First archived April 21, 2020, the US National Institute of Health (NIH) publish their first set of Treatment Guidelines intended “to inform clinicians how to care for patients with COVID-19.” The recommendations according to them are based on scientific evidence and expert opinion, based on the strength and quality of the evidence. [1]

The COVID-19 Treatment Guidelines Panel included members were appointed by the co-chairs, of which many disclosed affiliations with Gilead, the maker of failed Ebola anti-viral drug remdesivir, a clear conflict of interest.

  • “The Panel does not recommend the use of any agents for post-exposure prophylaxis (PEP) against SARS-CoV-2 infection outside of the setting of a clinical trial”.
  • “The Panel recommends …no specific treatment for persons with suspected or confirmed asymptomatic or presymptomatic SARS-CoV-2 infection”
  • For management of all illness: “At present, no drug has been proven to be safe and effective for treating COVID-19. There are insufficient data to recommend either for or against the use of any antiviral or immunomodulatory therapy in patients with COVID-19 who have mild, moderate, severe, or critical illness.” [2]
  • As “evidence” came to hand therapeutics were added to the guidelines.

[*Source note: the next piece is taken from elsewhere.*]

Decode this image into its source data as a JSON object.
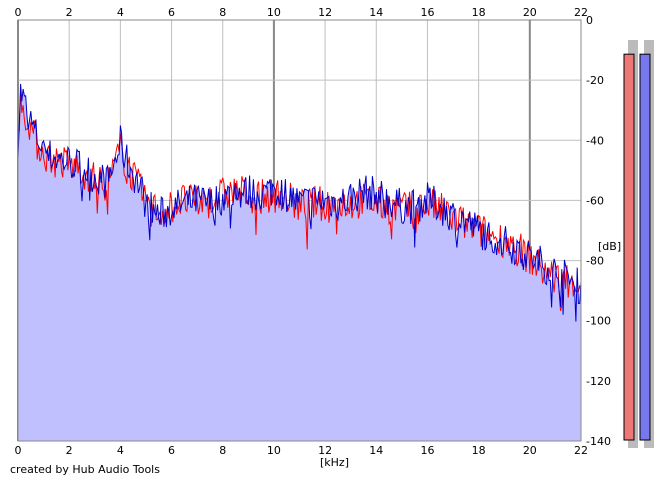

Frontline doctors believed that no early treatment was inhumane, so they searched the literature and began treating the patient symptoms using repurposed drugs, which have known safety profiles for dosages used.  The early treatment apporach was keeping patients out of hospital, and have held true through the pandemic.

This public health policy of “no treatment, go home for 14 days, and come back when you couldn’t breath“, caused a lot of mortality and morbidity, mostly because the public weren’t aware of the early treatment.

Just in one location by May 2022 Dr Tyson‘s group had treated over 10,000 COVID-19 out-patients with a 99.998% survival rate.